When it opened a couple of years ago at 813 Avenue U, spawned by a grocery that sold frozen dumplings, Russian Ravioli was instantly thronged with a hip young crowd pausing for a quick bite on the way to the dance clubs. As I finished up a plate of pelmeni one evening, the waiter leaned over and said something that stuck with me: “You know, we don’t have this kind of restaurant back in Russia.”
Apparently, it was an idea whose time had come, because a flock of similar storefronts have opened in Brooklyn.

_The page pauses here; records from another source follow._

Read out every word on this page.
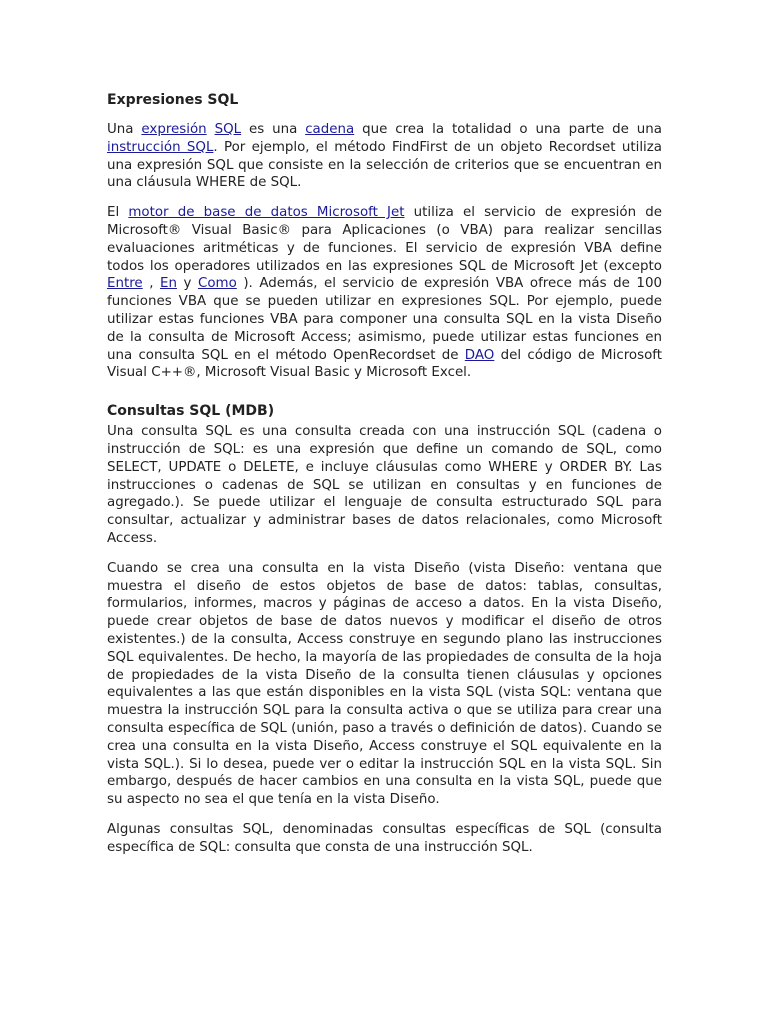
Expresiones SQL

Una expresión SQL es una cadena que crea la totalidad o una parte de una instrucción SQL. Por ejemplo, el método FindFirst de un objeto Recordset utiliza una expresión SQL que consiste en la selección de criterios que se encuentran en una cláusula WHERE de SQL.

El motor de base de datos Microsoft Jet utiliza el servicio de expresión de Microsoft® Visual Basic® para Aplicaciones (o VBA) para realizar sencillas evaluaciones aritméticas y de funciones. El servicio de expresión VBA define todos los operadores utilizados en las expresiones SQL de Microsoft Jet (excepto Entre , En y Como ). Además, el servicio de expresión VBA ofrece más de 100 funciones VBA que se pueden utilizar en expresiones SQL. Por ejemplo, puede utilizar estas funciones VBA para componer una consulta SQL en la vista Diseño de la consulta de Microsoft Access; asimismo, puede utilizar estas funciones en una consulta SQL en el método OpenRecordset de DAO del código de Microsoft Visual C++®, Microsoft Visual Basic y Microsoft Excel.

Consultas SQL (MDB)

Una consulta SQL es una consulta creada con una instrucción SQL (cadena o instrucción de SQL: es una expresión que define un comando de SQL, como SELECT, UPDATE o DELETE, e incluye cláusulas como WHERE y ORDER BY. Las instrucciones o cadenas de SQL se utilizan en consultas y en funciones de agregado.). Se puede utilizar el lenguaje de consulta estructurado SQL para consultar, actualizar y administrar bases de datos relacionales, como Microsoft Access.

Cuando se crea una consulta en la vista Diseño (vista Diseño: ventana que muestra el diseño de estos objetos de base de datos: tablas, consultas, formularios, informes, macros y páginas de acceso a datos. En la vista Diseño, puede crear objetos de base de datos nuevos y modificar el diseño de otros existentes.) de la consulta, Access construye en segundo plano las instrucciones SQL equivalentes. De hecho, la mayoría de las propiedades de consulta de la hoja de propiedades de la vista Diseño de la consulta tienen cláusulas y opciones equivalentes a las que están disponibles en la vista SQL (vista SQL: ventana que muestra la instrucción SQL para la consulta activa o que se utiliza para crear una consulta específica de SQL (unión, paso a través o definición de datos). Cuando se crea una consulta en la vista Diseño, Access construye el SQL equivalente en la vista SQL.). Si lo desea, puede ver o editar la instrucción SQL en la vista SQL. Sin embargo, después de hacer cambios en una consulta en la vista SQL, puede que su aspecto no sea el que tenía en la vista Diseño.

Algunas consultas SQL, denominadas consultas específicas de SQL (consulta específica de SQL: consulta que consta de una instrucción SQL.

These stand in sharp contrast to the Brighton Beach ballrooms frequented by the older set, which demands bottles of vodka on every table, a Casio orchestra droning sentimental ballads, and expensive, long-winded meals. At the new breed of informal Russian cafés, the furniture is purely functional, the food is cheap, and the menu includes selections from all corners of the former Soviet Union. Emphatically, no alcohol is available.
Recently, I dined with a group of Russian students at Harchevnya, the newest of these fast-food joints, located under the elevated W tracks in Gravesend. It’s named after a Georgian beef soup notable for its heavy component of cilantro and dill, and indeed the cafés version of harcho was very good. Served with brown bread and butter, it made a wonderful meal at $3.50. We chased it with salads that appeared the moment we ordered them, including olivie—cubed vegetables and ham in mayo; vinegrette-shredded carrots, canned peas, and beets that turn the salad bright red; and the best, “home style eggplant”—fried slices topped with a sweet herbal dressing.

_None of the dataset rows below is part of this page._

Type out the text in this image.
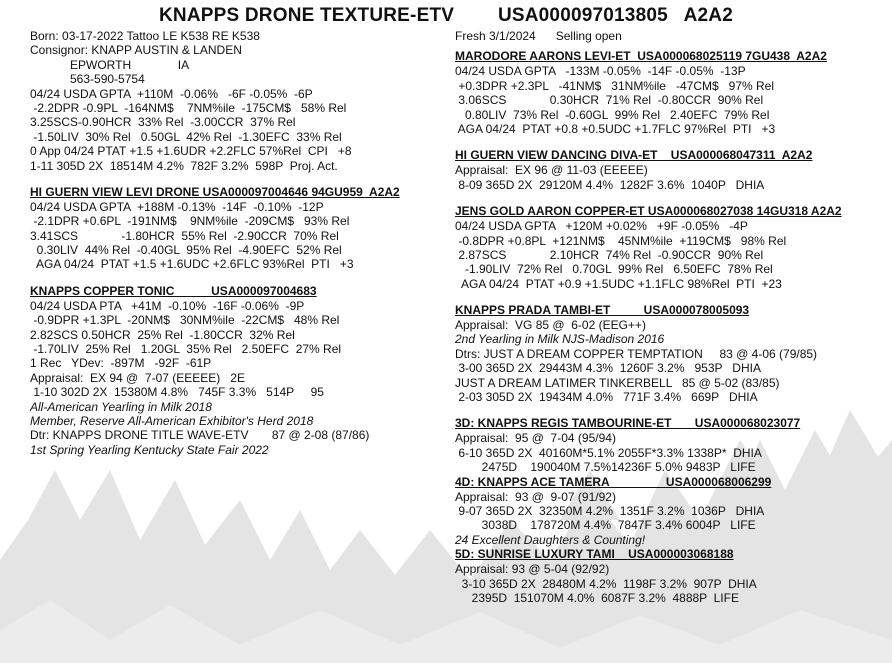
KNAPPS DRONE TEXTURE-ETV        USA000097013805   A2A2
Born: 03-17-2022 Tattoo LE K538 RE K538
Consignor: KNAPP AUSTIN & LANDEN
EPWORTH              IA
563-590-5754
04/24 USDA GPTA  +110M  -0.06%   -6F -0.05%  -6P
-2.2DPR -0.9PL  -164NM$    7NM%ile  -175CM$   58% Rel
3.25SCS-0.90HCR  33% Rel  -3.00CCR  37% Rel
-1.50LIV  30% Rel   0.50GL  42% Rel  -1.30EFC  33% Rel
0 App 04/24 PTAT +1.5 +1.6UDR +2.2FLC 57%Rel  CPI   +8
1-11 305D 2X  18514M 4.2%  782F 3.2%  598P  Proj. Act.
HI GUERN VIEW LEVI DRONE USA000097004646 94GU959  A2A2
04/24 USDA GPTA  +188M -0.13%  -14F  -0.10%  -12P
-2.1DPR +0.6PL  -191NM$    9NM%ile  -209CM$   93% Rel
3.41SCS             -1.80HCR  55% Rel  -2.90CCR  70% Rel
0.30LIV  44% Rel  -0.40GL  95% Rel  -4.90EFC  52% Rel
AGA 04/24  PTAT +1.5 +1.6UDC +2.6FLC 93%Rel  PTI   +3
KNAPPS COPPER TONIC           USA000097004683
04/24 USDA PTA   +41M  -0.10%  -16F -0.06%  -9P
-0.9DPR +1.3PL  -20NM$   30NM%ile  -22CM$   48% Rel
2.82SCS 0.50HCR  25% Rel  -1.80CCR  32% Rel
-1.70LIV  25% Rel   1.20GL  35% Rel   2.50EFC  27% Rel
1 Rec   YDev:  -897M   -92F  -61P
Appraisal:  EX 94 @  7-07 (EEEEE)   2E
1-10 302D 2X  15380M 4.8%   745F 3.3%   514P     95
All-American Yearling in Milk 2018
Member, Reserve All-American Exhibitor's Herd 2018
Dtr: KNAPPS DRONE TITLE WAVE-ETV       87 @ 2-08 (87/86)
1st Spring Yearling Kentucky State Fair 2022
Fresh 3/1/2024      Selling open
MARODORE AARONS LEVI-ET  USA000068025119 7GU438  A2A2
04/24 USDA GPTA   -133M -0.05%  -14F -0.05%  -13P
+0.3DPR +2.3PL   -41NM$   31NM%ile   -47CM$   97% Rel
3.06SCS             0.30HCR  71% Rel  -0.80CCR  90% Rel
0.80LIV  73% Rel  -0.60GL  99% Rel   2.40EFC  79% Rel
AGA 04/24  PTAT +0.8 +0.5UDC +1.7FLC 97%Rel  PTI   +3
HI GUERN VIEW DANCING DIVA-ET    USA000068047311  A2A2
Appraisal:  EX 96 @ 11-03 (EEEEE)
8-09 365D 2X  29120M 4.4%  1282F 3.6%  1040P   DHIA
JENS GOLD AARON COPPER-ET USA000068027038 14GU318 A2A2
04/24 USDA GPTA   +120M +0.02%   +9F -0.05%   -4P
-0.8DPR +0.8PL  +121NM$    45NM%ile  +119CM$   98% Rel
2.87SCS             2.10HCR  74% Rel  -0.90CCR  90% Rel
-1.90LIV  72% Rel   0.70GL  99% Rel   6.50EFC  78% Rel
AGA 04/24  PTAT +0.9 +1.5UDC +1.1FLC 98%Rel  PTI  +23
KNAPPS PRADA TAMBI-ET          USA000078005093
Appraisal:  VG 85 @  6-02 (EEG++)
2nd Yearling in Milk NJS-Madison 2016
Dtrs: JUST A DREAM COPPER TEMPTATION     83 @ 4-06 (79/85)
3-00 365D 2X  29443M 4.3%  1260F 3.2%   953P   DHIA
JUST A DREAM LATIMER TINKERBELL   85 @ 5-02 (83/85)
2-03 305D 2X  19434M 4.0%   771F 3.4%   669P   DHIA
3D: KNAPPS REGIS TAMBOURINE-ET       USA000068023077
Appraisal:  95 @  7-04 (95/94)
6-10 365D 2X  40160M*5.1% 2055F*3.3% 1338P*  DHIA
2475D    190040M 7.5%14236F 5.0% 9483P   LIFE
4D: KNAPPS ACE TAMERA                 USA000068006299
Appraisal:  93 @  9-07 (91/92)
9-07 365D 2X  32350M 4.2%  1351F 3.2%  1036P   DHIA
3038D    178720M 4.4%  7847F 3.4% 6004P   LIFE
24 Excellent Daughters & Counting!
5D: SUNRISE LUXURY TAMI    USA000003068188
Appraisal: 93 @ 5-04 (92/92)
3-10 365D 2X  28480M 4.2%  1198F 3.2%  907P  DHIA
2395D  151070M 4.0%  6087F 3.2%  4888P  LIFE
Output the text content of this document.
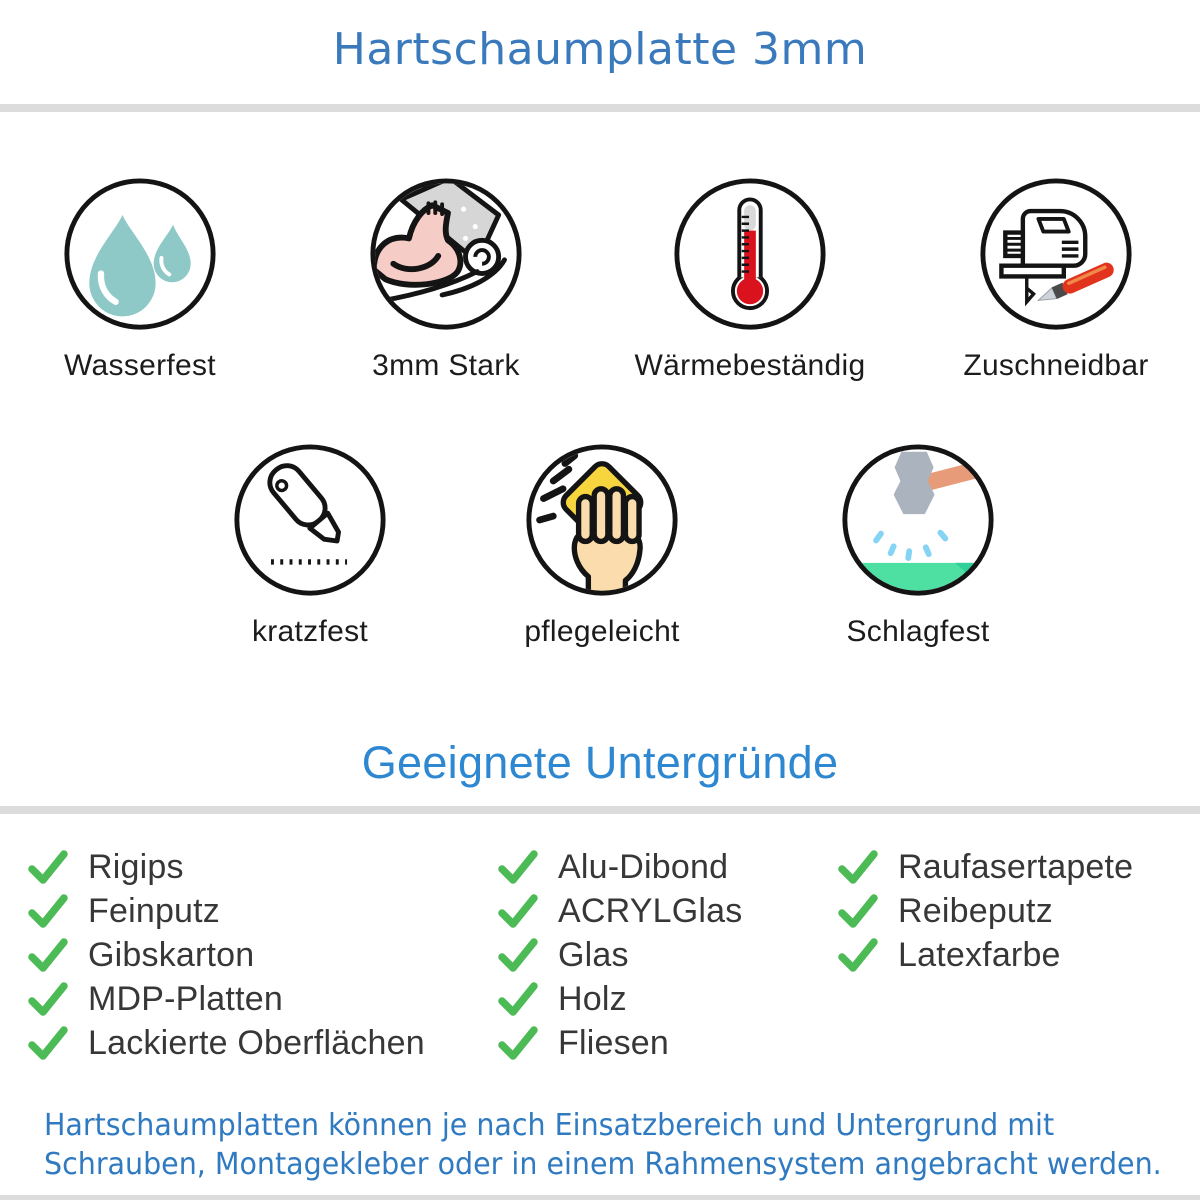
Hartschaumplatte 3mm
Wasserfest	3mm Stark	Wärmebeständig	Zuschneidbar
kratzfest	pflegeleicht	Schlagfest
Geeignete Untergründe
Rigips
Feinputz
Gibskarton
MDP-Platten
Lackierte Oberflächen
Alu-Dibond
ACRYLGlas
Glas
Holz
Fliesen
Raufasertapete
Reibeputz
Latexfarbe
Hartschaumplatten können je nach Einsatzbereich und Untergrund mit
Schrauben, Montagekleber oder in einem Rahmensystem angebracht werden.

Half of Harchevnya’s menu is devoted to dumplings, served in massive platters for less than $5, including Ukrainian vareniki, Russian pelmeni, Uzbekistani manti, and Georgian henkali, the latter shaped like a round coin purse with a pucker at the top. Mantled with black pepper, they’re a dead ringer for the soup dumplings found in Shanghai restaurants, though less delicate. Henkali are a bit messy to eat, since you’re supposed to grab a dumpling by its topknot, then nibble at the bottom, sucking out the gravy in the process. Traditionally, the topknot is not eaten, but thrown to the dogs who lurk under the table. At Harchevnya, however, it was bring-your-own-pooch.

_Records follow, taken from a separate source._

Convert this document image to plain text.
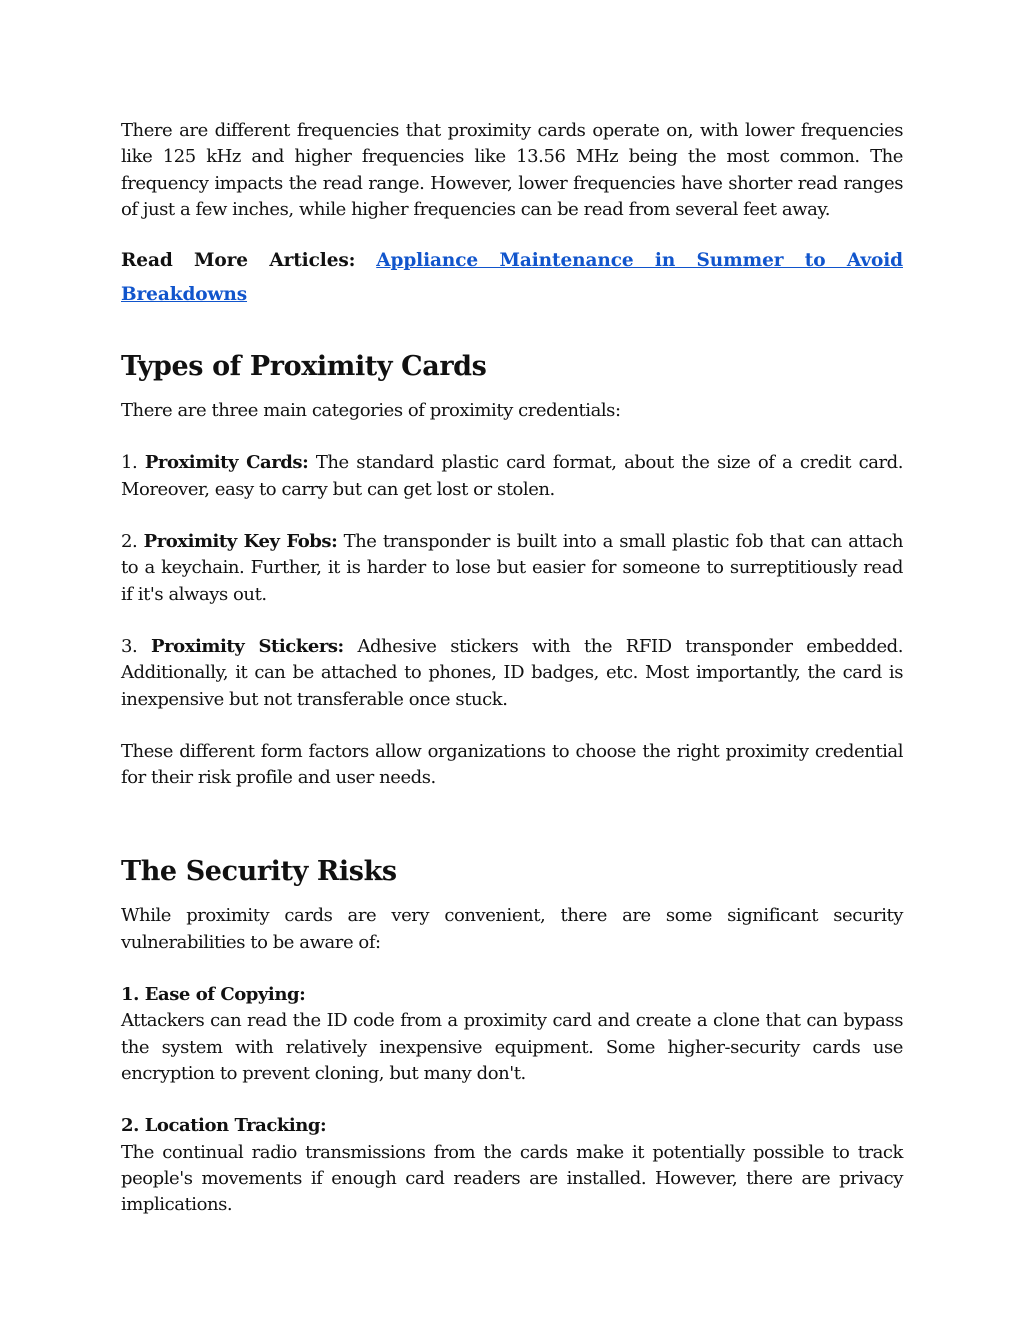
There are different frequencies that proximity cards operate on, with lower frequencies like 125 kHz and higher frequencies like 13.56 MHz being the most common. The frequency impacts the read range. However, lower frequencies have shorter read ranges of just a few inches, while higher frequencies can be read from several feet away.

Read More Articles: Appliance Maintenance in Summer to Avoid Breakdowns

Types of Proximity Cards

There are three main categories of proximity credentials:

1. Proximity Cards: The standard plastic card format, about the size of a credit card. Moreover, easy to carry but can get lost or stolen.

2. Proximity Key Fobs: The transponder is built into a small plastic fob that can attach to a keychain. Further, it is harder to lose but easier for someone to surreptitiously read if it's always out.

3. Proximity Stickers: Adhesive stickers with the RFID transponder embedded. Additionally, it can be attached to phones, ID badges, etc. Most importantly, the card is inexpensive but not transferable once stuck.

These different form factors allow organizations to choose the right proximity credential for their risk profile and user needs.

The Security Risks

While proximity cards are very convenient, there are some significant security vulnerabilities to be aware of:

1. Ease of Copying:
Attackers can read the ID code from a proximity card and create a clone that can bypass the system with relatively inexpensive equipment. Some higher-security cards use encryption to prevent cloning, but many don't.

2. Location Tracking:
The continual radio transmissions from the cards make it potentially possible to track people's movements if enough card readers are installed. However, there are privacy implications.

The heart of the menu is a series of big, single-plate feeds, offered at bizarrely low prices (most $4.50 to $7). The French underpinnings of Russian food become apparent in a wonderful roast rabbit, a haunch quarter bathed in sour cream sauce tinged with cinnamon, sided with a dill-laced cabbage slaw and a morass of very plain mashed potatoes. Miraculously, the bunny isn’t overcooked. Other desirable selections include pork chop Moldavian style, thick and oddly butchered with a wobbly collar of fat, and the Georgian classic chicken tabaka—which we affectionately dubbed “roadkill chicken.” After a few bones are artfully removed, the baby bird is flattened, deep fried to a delicious brown, then strewn with dill and crushed garlic. Ignore the too-sweet dipping sauce. The menu failures dredged up on this and other visits included podzharka pork, a stew flavored with sweet red pepper (“It should have some brown crunchy parts,” Serge exclaimed); and, especially, the intriguing “Brooklyn steak,” extending the borders of the restaurant’s virtual Soviet Union to Gravesend. At $8.50, it’s the most expensive thing on the menu. The huge cut looked like a sirloin, and arrived cooked to a perfect medium. But when we bit into it, the texture was strange and spongy, suggesting a fabricated piece of meat. “Just like McDonald’s Ribecue,” a student expostulated.